For most of the 20th century and the first decade of the 21st century, the international oil market was the focus of geopolitical and geo-economic concerns. As the largest and most common form of energy used by humankind, oil plays an extremely important supporting role in industrialization and urbanization. It is also during this period that China saw its rapid emergence as a market power and "world factory", and its assumption of the role of an important player and stakeholder in the international oil market.
However, in recent years, the international energy market has undergone some noteworthy and structural changes. There are two main types of changes, one is the change in demand. With the slowdown in global economic growth and the increase in new energy and shale gas applications, the demand for oil in the global market has slowed down. The other is the changes in oil supply. Due to increased production in major oil producing countries, especially OPEC and Russia, the "energy self-sufficiency" in the United States brought about by its own sharp increase in oil and natural gas production has curbed the rise in international oil prices.
ANBOUND's macro research team has repeatedly pointed out that energy self-sufficiency in the United States has a major impact on the global oil market. As the world's largest oil consumer and importer, the United States has affected the demand pattern of the international oil market to a considerable extent. In addition, the strong influence of the United States on the "petrodollar", coupled with the U.S.' military power in its global layout, all these have formed the pattern of oil supply and demand in the past.
Now, a new pattern is emerging. As the United States becomes a self-sufficient country and a net exporter of oil, this has significantly changed the supply and demand pattern of the global oil market. ANBOUND's research team has analyzed that the U.S. energy self-sufficiency will affect the global market in several aspects. Firstly, large U.S. buyers will gradually withdraw from the international oil market, and the supply and demand structure of the international oil market will undergo major adjustment. Secondly, the geopolitical significance of the Middle East as oil-producing region to the United States will change. Thirdly, the United States will enter the international market as an oil seller and compete against other existing oil-producing countries.
This effect is rather obvious now. The Organization of Petroleum Exporting Countries (OPEC) has been striving to support crude oil futures this year due to the deterioration of global economic growth prospects and the continued deterioration of U.S.-China trade disputes. However, can OPEC led by the Middle East maintain its long-term impact on the world crude oil market? This is rather questionable. The biggest variable in the pattern of the international oil market is the U.S. self-sufficiency that we have repeatedly emphasized. It is worth noting that the U.S. government wants not only energy self-sufficiency, but it also hopes to dominate the international energy market.
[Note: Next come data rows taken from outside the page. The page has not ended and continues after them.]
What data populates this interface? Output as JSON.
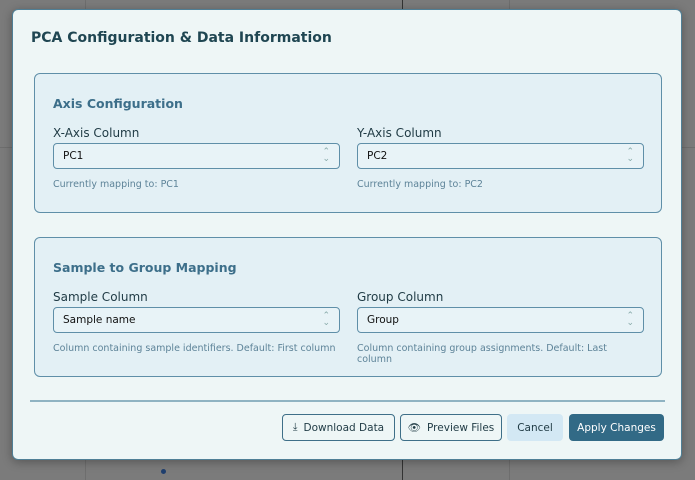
{
  "dialog": {
    "title": "PCA Configuration & Data Information"
  },
  "axis": {
    "title": "Axis Configuration",
    "x": {
      "label": "X-Axis Column",
      "value": "PC1",
      "hint": "Currently mapping to: PC1"
    },
    "y": {
      "label": "Y-Axis Column",
      "value": "PC2",
      "hint": "Currently mapping to: PC2"
    }
  },
  "mapping": {
    "title": "Sample to Group Mapping",
    "sample": {
      "label": "Sample Column",
      "value": "Sample name",
      "hint": "Column containing sample identifiers. Default: First column"
    },
    "group": {
      "label": "Group Column",
      "value": "Group",
      "hint": "Column containing group assignments. Default: Last column"
    }
  },
  "buttons": {
    "download": "Download Data",
    "preview": "Preview Files",
    "cancel": "Cancel",
    "apply": "Apply Changes"
  }
}
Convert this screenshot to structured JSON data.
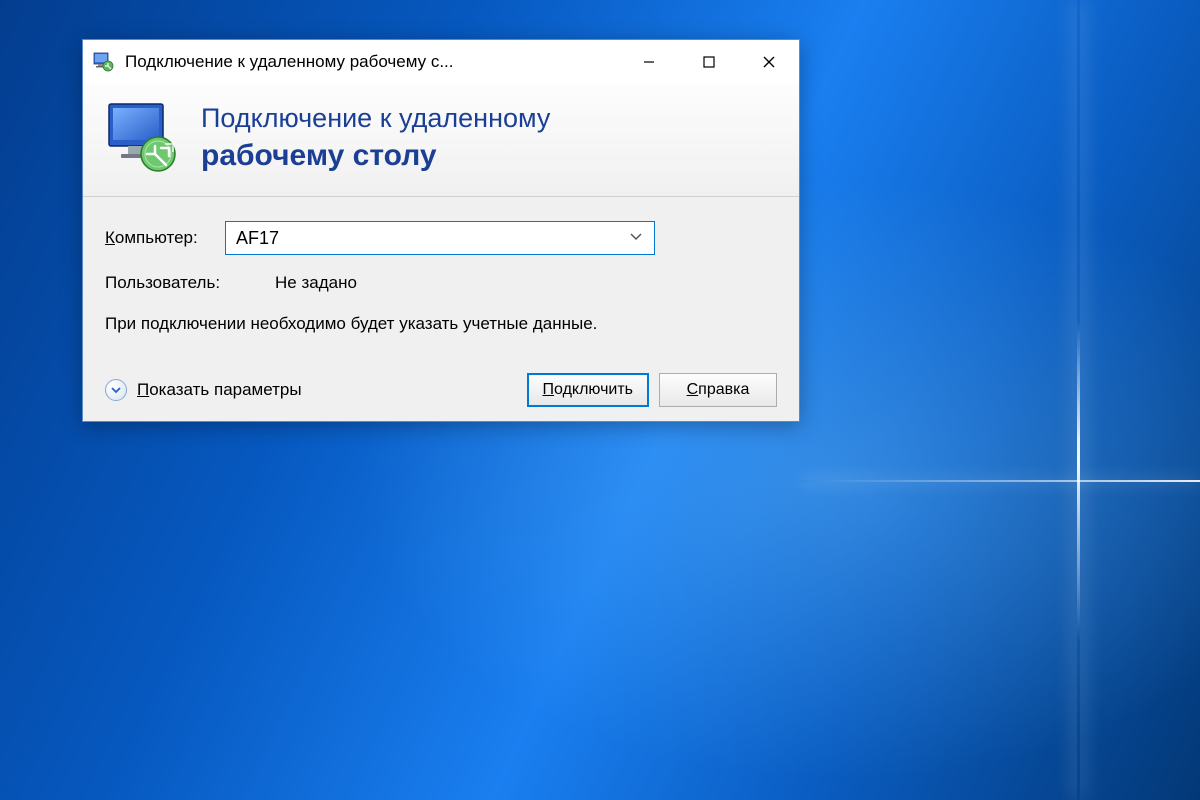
{
  "window": {
    "title": "Подключение к удаленному рабочему с..."
  },
  "header": {
    "line1": "Подключение к удаленному",
    "line2": "рабочему столу"
  },
  "form": {
    "computer_label": "Компьютер:",
    "computer_value": "AF17",
    "user_label": "Пользователь:",
    "user_value": "Не задано",
    "info_text": "При подключении необходимо будет указать учетные данные."
  },
  "footer": {
    "show_options": "Показать параметры",
    "connect": "Подключить",
    "help": "Справка"
  }
}
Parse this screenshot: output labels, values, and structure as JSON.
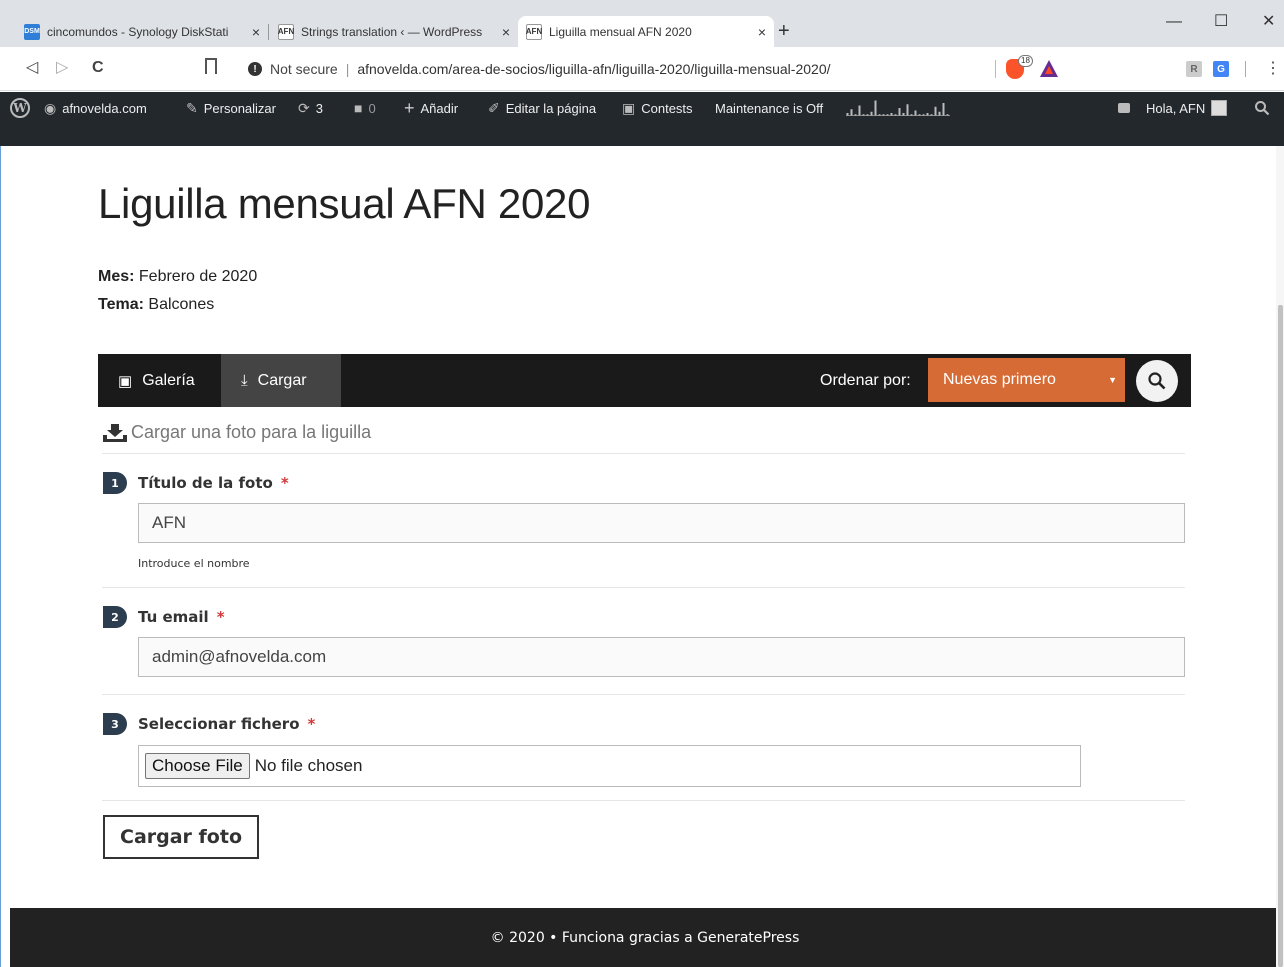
{
  "browser": {
    "tabs": [
      {
        "favicon": "DSM",
        "label": "cincomundos - Synology DiskStati",
        "close": "×"
      },
      {
        "favicon": "AFN",
        "label": "Strings translation ‹ — WordPress",
        "close": "×"
      },
      {
        "favicon": "AFN",
        "label": "Liguilla mensual AFN 2020",
        "close": "×"
      }
    ],
    "new_tab": "+",
    "window_controls": {
      "minimize": "—",
      "maximize": "☐",
      "close": "✕"
    },
    "nav": {
      "back": "◁",
      "forward": "▷",
      "reload": "C"
    },
    "security_text": "Not secure",
    "url_separator": "|",
    "url": "afnovelda.com/area-de-socios/liguilla-afn/liguilla-2020/liguilla-mensual-2020/",
    "brave_badge": "18",
    "menu": "⋮"
  },
  "adminbar": {
    "site": "afnovelda.com",
    "customize": "Personalizar",
    "updates_count": "3",
    "comments_count": "0",
    "add_new": "Añadir",
    "edit_page": "Editar la página",
    "contests": "Contests",
    "maintenance": "Maintenance is Off",
    "greeting": "Hola, AFN",
    "sparkline": [
      2,
      5,
      1,
      8,
      1,
      1,
      3,
      12,
      1,
      1,
      1,
      2,
      1,
      6,
      2,
      9,
      1,
      4,
      1,
      1,
      2,
      1,
      7,
      3,
      10,
      1
    ]
  },
  "page": {
    "title": "Liguilla mensual AFN 2020",
    "month_label": "Mes:",
    "month_value": "Febrero de 2020",
    "theme_label": "Tema:",
    "theme_value": "Balcones"
  },
  "gallery_bar": {
    "gallery": "Galería",
    "upload": "Cargar",
    "order_label": "Ordenar por:",
    "order_value": "Nuevas primero",
    "order_caret": "▼"
  },
  "form": {
    "heading": "Cargar una foto para la liguilla",
    "fields": [
      {
        "step": "1",
        "label": "Título de la foto",
        "required": "*",
        "value": "AFN",
        "hint": "Introduce el nombre"
      },
      {
        "step": "2",
        "label": "Tu email",
        "required": "*",
        "value": "admin@afnovelda.com"
      },
      {
        "step": "3",
        "label": "Seleccionar fichero",
        "required": "*",
        "button": "Choose File",
        "status": "No file chosen"
      }
    ],
    "submit": "Cargar foto"
  },
  "footer": {
    "text": "© 2020 • Funciona gracias a GeneratePress"
  },
  "colors": {
    "accent_orange": "#d66b35",
    "admin_bar": "#23282d",
    "step_badge": "#2b3d4f",
    "required": "#d23a3a"
  }
}
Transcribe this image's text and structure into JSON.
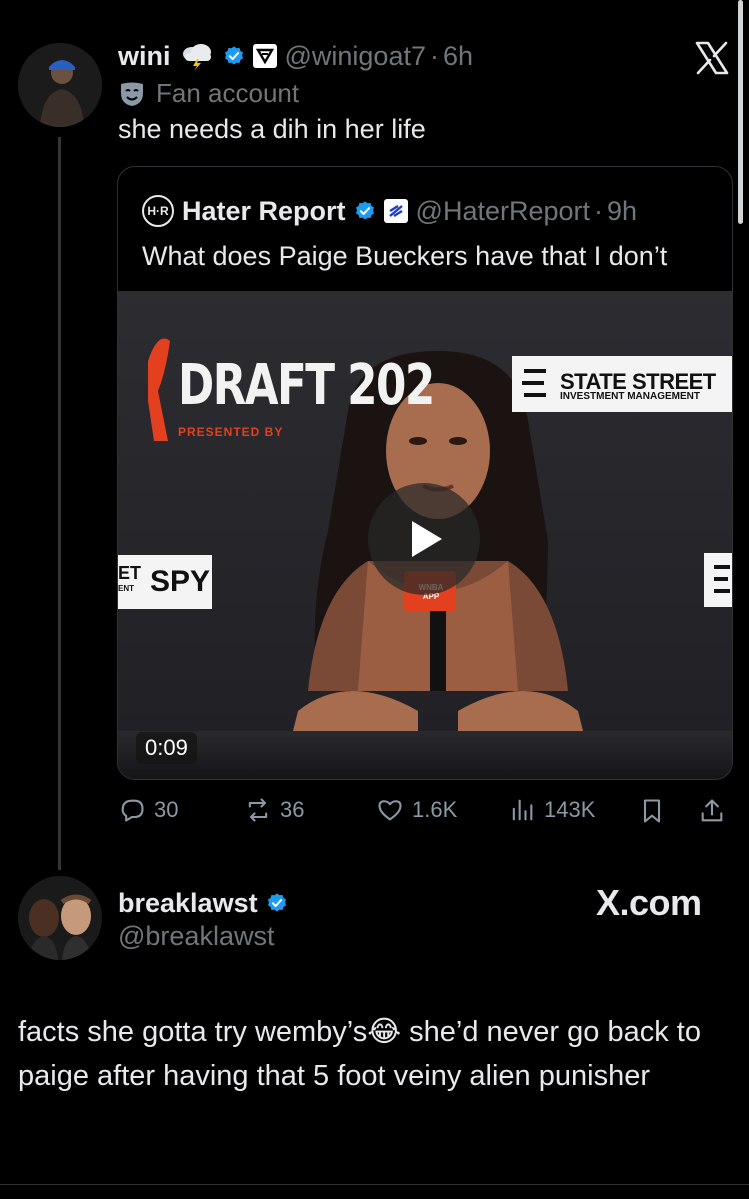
{
  "brand": {
    "x_logo": "X",
    "x_com": "X.com"
  },
  "tweet": {
    "name": "wini",
    "handle": "@winigoat7",
    "dot": "·",
    "time": "6h",
    "label": "Fan account",
    "text": "she needs a dih in her life",
    "quote": {
      "avatar_text": "H·R",
      "name": "Hater Report",
      "handle": "@HaterReport",
      "dot": "·",
      "time": "9h",
      "text": "What does Paige Bueckers have that I don’t",
      "video": {
        "duration": "0:09",
        "banner_left": "DRAFT 202",
        "presented_by": "PRESENTED BY",
        "sponsor_title": "STATE STREET",
        "sponsor_sub": "INVESTMENT MANAGEMENT",
        "left_board_small_top": "ET",
        "left_board_small_bottom": "ENT",
        "left_board_text": "SPY",
        "mic_label": "WNBA APP"
      }
    },
    "stats": {
      "replies": "30",
      "reposts": "36",
      "likes": "1.6K",
      "views": "143K"
    }
  },
  "reply": {
    "name": "breaklawst",
    "handle": "@breaklawst",
    "text": "facts she gotta try wemby’s😂 she’d never go back to paige after having that 5 foot veiny alien punisher"
  },
  "colors": {
    "background": "#000000",
    "verified": "#1d9bf0",
    "muted": "#71767b"
  }
}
At the World Energy Congress in Abu Dhabi on September 9th, U.S. Deputy Secretary of Energy Dan Brouillette made it clear that the United States hopes to achieve the dominant position of energy, no matter what happens to international oil prices. "Our energy policy is not designed to affect price, that's not we do for a living. And yet it does because of our production numbers," he stated. Brouillette also pointed out that "the president has an 'all of the above' strategy. He talks often about energy dominance and the world often asks: what does that mean? It just simply means that we are going to produce as much energy as we can, as cleanly as we can and as affordably as we can." "And whatever happens to the world price of oil, whatever happens to the world price of whatever, electricity, it doesn't really matter," Brouillette added.
This statement shows the ambition of the U.S. government to dominate the global energy market. This ambition comes from its own oil self-sufficiency and its increasing production capacity. Over the past decade, the U.S. oil production has more than doubled to 12.3 million barrels per day, making it one of the world's largest oil producers. It now appears that the international oil market will be overwhelmed by more crude oil, and oil prices are facing further downward pressure. Saudi's Energy Minister Prince Abdulaziz bin Salman attempted for OPEC to cut global crude oil supply to support prices and balance the market, and to this Brouillette's view is extremely conceited, where he remarked that , " he (Prince Abdulaziz)'s got a very tough road ahead of him, I must say. U.S. production will continue to go up all throughout 2019 and certainly to 2020".
It should be pointed out that the strategic intentions and actions of the United States to dominate the global energy market are of great significance to China. As the world's largest oil importer, China's future energy security and energy costs will be increasingly influenced and controlled by the United States. We believe that under the background of trade war and changes in the global oil market, China has become the largest stakeholder in the international oil and gas market, and this positioning will affect its oil and gas security strategy. With the changes in the global oil market driven by the changes from supply and demand of yesterday to geo-security today, the importance of oil and gas prices is giving way to availability and safety.
Final analysis conclusion:
On the whole, China should increase energy cooperation with the United States. When the trade dispute has passed, stable oil and gas cooperation is expected to become a new bond between China and the United States. From global and security perspectives, China does need to maintain a long-term and stable supply of oil security.